70304 is divided by the smallest number so that the result is a perfect cube. Find the cube root of the resulting number.The sum of four consecutive odd natural numbers is 136. Find the largest of these numbers.

Answer 1

Answer:

70304/32 =2197

2197=13power3

Answer 2

We start with finding the prime factors of the given number.

$70304 = 2^{5}*13^{3}$

$70304 = 4*2^{3}*13^{3} \\70304 = 4*26^{3}$

We can clearly see that the number is the product of 4 and the cube of 26.

Therefore, when the given number is divided by 4, we get a perfect cube of 26 i.e. 17576.

Let the first odd natural number be $2x + 1$.
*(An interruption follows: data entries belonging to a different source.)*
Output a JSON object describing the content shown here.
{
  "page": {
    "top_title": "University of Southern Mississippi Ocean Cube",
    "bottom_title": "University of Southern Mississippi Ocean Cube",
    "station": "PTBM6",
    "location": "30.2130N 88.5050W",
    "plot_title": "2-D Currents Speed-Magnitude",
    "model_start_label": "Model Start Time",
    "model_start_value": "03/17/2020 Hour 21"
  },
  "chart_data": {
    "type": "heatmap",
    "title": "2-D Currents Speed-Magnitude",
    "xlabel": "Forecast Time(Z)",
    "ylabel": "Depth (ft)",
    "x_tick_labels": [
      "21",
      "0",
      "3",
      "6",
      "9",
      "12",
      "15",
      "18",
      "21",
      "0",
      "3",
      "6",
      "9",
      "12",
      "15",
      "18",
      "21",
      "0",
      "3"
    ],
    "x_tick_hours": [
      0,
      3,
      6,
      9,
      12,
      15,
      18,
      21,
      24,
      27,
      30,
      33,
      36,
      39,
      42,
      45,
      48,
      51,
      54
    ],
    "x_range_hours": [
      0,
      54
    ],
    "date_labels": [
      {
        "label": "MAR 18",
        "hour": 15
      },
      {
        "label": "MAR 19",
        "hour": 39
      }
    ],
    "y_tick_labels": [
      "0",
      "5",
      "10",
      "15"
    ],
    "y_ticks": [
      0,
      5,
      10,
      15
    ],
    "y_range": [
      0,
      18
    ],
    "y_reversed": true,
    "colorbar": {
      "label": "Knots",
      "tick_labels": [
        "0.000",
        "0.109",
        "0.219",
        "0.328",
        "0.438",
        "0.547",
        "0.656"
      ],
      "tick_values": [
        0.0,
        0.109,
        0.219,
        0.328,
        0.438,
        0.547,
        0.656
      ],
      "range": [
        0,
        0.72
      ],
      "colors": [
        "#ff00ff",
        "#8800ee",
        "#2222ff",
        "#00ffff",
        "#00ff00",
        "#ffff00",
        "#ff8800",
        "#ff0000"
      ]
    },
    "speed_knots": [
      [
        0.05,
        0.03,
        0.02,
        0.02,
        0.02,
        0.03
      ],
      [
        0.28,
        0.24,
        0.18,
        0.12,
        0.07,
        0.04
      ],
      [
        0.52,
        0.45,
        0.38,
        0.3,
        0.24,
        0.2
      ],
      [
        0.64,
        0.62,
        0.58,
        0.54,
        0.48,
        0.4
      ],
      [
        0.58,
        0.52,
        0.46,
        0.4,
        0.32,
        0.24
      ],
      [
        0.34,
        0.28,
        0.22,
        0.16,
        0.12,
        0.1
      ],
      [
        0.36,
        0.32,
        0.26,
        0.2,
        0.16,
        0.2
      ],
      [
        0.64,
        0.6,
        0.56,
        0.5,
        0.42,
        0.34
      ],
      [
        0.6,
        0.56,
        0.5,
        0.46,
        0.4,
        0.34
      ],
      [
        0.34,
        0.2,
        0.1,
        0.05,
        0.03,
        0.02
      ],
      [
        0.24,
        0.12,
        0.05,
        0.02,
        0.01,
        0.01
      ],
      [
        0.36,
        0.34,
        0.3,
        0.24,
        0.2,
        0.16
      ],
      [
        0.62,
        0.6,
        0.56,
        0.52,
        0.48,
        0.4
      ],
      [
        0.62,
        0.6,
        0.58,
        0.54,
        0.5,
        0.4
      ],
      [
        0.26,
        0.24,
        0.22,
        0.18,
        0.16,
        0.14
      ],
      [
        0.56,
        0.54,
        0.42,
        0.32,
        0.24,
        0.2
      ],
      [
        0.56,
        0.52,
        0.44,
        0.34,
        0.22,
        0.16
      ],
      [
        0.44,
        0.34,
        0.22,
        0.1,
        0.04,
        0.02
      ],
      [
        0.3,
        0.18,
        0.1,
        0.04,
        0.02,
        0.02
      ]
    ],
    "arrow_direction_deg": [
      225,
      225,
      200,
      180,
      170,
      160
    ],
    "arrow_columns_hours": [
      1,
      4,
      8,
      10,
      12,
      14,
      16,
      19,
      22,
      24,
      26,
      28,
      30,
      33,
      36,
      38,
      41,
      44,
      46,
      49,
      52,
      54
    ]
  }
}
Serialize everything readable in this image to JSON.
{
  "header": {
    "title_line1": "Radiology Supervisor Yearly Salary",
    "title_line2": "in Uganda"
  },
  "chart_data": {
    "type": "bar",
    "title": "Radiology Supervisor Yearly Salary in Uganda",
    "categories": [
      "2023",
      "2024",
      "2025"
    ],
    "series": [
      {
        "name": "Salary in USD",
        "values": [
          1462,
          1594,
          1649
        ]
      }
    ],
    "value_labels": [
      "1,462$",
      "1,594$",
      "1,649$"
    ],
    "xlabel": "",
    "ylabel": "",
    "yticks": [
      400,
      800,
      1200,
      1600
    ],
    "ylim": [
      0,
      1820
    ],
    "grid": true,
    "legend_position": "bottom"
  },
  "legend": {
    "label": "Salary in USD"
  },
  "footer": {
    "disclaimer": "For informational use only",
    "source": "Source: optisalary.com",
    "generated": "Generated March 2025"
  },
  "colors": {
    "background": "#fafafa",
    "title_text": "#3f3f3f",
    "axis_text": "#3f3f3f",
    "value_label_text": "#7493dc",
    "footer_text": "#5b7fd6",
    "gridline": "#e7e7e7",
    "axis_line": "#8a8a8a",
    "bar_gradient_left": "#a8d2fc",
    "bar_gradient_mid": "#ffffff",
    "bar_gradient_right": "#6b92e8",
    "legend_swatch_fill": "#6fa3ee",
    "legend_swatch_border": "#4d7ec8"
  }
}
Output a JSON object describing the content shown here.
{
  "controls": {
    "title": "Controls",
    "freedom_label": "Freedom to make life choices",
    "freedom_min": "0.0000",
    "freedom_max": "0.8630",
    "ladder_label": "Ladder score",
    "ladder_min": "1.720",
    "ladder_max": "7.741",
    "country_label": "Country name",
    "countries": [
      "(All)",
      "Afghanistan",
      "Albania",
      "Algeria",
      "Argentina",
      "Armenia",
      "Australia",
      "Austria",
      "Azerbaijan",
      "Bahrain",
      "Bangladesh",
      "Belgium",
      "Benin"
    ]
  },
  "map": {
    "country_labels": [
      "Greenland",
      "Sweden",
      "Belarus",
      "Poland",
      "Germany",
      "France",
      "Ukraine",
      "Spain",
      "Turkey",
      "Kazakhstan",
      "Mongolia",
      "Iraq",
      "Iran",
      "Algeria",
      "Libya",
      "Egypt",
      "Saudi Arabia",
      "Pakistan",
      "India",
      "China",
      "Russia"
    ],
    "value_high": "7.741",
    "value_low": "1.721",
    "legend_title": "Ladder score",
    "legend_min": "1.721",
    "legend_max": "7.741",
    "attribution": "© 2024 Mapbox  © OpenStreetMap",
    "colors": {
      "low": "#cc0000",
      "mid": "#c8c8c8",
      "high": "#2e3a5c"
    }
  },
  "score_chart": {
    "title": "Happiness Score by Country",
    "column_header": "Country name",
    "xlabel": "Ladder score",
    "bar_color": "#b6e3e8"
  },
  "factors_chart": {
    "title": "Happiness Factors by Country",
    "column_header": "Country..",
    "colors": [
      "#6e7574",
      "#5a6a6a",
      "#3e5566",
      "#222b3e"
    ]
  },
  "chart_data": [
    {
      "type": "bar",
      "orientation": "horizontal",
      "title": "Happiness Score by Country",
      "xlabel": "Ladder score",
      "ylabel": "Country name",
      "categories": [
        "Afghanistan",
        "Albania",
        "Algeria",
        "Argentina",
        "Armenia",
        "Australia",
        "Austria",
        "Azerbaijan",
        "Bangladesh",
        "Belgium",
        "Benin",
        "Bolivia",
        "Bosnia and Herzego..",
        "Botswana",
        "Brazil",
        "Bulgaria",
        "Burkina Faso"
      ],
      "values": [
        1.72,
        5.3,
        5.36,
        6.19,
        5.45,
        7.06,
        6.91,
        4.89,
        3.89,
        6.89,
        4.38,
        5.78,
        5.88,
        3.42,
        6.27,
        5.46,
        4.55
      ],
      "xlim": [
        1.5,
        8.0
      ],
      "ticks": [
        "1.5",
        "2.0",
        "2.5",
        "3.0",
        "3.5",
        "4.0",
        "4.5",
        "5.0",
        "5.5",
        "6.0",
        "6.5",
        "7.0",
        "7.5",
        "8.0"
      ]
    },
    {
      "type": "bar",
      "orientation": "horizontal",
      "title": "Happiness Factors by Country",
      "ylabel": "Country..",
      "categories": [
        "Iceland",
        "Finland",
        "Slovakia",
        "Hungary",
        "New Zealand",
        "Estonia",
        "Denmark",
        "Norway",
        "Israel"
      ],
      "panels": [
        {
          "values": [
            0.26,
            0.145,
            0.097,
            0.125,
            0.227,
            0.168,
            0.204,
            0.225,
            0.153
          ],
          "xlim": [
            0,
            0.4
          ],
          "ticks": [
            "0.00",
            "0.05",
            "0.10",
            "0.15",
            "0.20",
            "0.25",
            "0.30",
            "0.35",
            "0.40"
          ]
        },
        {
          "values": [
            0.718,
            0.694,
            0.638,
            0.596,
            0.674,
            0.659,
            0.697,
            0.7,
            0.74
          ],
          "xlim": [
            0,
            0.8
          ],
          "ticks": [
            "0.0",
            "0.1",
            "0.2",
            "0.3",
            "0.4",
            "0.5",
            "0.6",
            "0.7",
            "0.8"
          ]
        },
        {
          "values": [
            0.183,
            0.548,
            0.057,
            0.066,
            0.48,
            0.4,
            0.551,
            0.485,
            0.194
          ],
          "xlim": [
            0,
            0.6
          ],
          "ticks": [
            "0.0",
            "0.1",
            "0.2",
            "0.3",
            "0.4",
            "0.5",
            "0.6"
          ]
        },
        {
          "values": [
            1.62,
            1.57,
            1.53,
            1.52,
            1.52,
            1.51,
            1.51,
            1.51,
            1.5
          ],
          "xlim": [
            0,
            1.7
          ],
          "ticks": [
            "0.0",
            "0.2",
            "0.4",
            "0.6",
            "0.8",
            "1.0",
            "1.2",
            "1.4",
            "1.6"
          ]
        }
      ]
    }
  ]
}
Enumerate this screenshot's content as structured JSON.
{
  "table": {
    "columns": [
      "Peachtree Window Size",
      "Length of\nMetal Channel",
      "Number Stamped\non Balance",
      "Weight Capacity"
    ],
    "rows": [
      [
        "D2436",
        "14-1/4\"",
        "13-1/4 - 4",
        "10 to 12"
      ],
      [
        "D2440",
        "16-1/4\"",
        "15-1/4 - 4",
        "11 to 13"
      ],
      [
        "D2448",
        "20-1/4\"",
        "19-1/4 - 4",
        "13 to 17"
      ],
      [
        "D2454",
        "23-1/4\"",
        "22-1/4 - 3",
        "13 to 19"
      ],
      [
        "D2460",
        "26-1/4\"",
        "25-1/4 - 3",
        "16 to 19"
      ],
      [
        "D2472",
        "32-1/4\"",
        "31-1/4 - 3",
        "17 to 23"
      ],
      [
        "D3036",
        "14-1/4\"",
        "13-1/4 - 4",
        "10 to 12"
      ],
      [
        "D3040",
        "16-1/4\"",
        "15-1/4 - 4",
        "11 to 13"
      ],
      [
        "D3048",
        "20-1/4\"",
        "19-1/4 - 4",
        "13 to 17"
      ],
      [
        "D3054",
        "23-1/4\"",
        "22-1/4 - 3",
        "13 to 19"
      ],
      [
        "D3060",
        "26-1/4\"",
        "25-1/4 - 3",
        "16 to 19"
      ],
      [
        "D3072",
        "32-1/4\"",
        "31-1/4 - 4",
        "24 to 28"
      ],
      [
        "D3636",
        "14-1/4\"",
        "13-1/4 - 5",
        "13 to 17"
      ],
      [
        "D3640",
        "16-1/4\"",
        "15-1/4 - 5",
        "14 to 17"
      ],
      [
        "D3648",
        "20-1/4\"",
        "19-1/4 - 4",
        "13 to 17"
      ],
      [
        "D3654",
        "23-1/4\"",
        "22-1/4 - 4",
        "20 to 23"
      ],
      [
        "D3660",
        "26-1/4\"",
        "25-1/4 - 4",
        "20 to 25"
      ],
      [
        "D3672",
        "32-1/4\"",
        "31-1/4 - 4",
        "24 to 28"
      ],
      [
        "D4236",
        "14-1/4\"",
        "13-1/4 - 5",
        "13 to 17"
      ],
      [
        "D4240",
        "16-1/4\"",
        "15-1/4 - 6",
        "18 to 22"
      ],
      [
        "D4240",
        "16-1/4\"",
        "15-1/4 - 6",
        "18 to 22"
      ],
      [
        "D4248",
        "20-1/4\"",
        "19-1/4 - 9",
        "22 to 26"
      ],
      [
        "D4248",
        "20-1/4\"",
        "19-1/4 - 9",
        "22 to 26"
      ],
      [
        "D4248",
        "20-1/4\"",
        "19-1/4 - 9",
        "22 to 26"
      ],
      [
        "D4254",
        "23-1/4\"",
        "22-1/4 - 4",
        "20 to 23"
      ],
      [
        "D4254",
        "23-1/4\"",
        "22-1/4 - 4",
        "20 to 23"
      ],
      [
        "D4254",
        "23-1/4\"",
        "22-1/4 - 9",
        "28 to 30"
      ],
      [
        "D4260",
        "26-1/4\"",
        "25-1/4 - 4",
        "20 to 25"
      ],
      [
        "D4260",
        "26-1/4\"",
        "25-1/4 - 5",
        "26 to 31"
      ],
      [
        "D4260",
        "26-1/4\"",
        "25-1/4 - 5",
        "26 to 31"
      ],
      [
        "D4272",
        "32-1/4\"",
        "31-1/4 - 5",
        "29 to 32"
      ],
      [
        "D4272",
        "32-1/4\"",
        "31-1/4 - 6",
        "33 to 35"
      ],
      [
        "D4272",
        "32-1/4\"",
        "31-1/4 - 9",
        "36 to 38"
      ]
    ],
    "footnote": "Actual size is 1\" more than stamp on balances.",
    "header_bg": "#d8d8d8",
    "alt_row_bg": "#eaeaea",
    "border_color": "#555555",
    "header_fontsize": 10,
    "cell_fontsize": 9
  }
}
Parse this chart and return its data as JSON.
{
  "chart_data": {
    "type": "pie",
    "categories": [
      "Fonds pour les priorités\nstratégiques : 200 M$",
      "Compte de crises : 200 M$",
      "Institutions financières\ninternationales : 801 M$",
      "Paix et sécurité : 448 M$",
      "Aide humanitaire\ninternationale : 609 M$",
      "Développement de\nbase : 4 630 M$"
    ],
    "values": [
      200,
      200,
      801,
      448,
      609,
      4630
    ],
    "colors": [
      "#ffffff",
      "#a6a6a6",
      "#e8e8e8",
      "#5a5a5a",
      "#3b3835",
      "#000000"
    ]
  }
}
The second odd number will be $2x + 3$ .

The four consecutive numbers will be $2x + 1, 2x + 3, 2x + 5, 2x + 7.$

It is given that the sum of these numbers is 136. Then,

            $2x + 1 + 2x + 3 + 2x + 5 + 2x + 7 = 136\\8x + 16 = 136\\8x = 120\\x = 15$

The first odd number in the sequence is $2x + 1 = 2*15 + 1 = 31$

The complete sequence of numbers > 31,33,35,37.

Therefore, the largest number in the sequence is 37.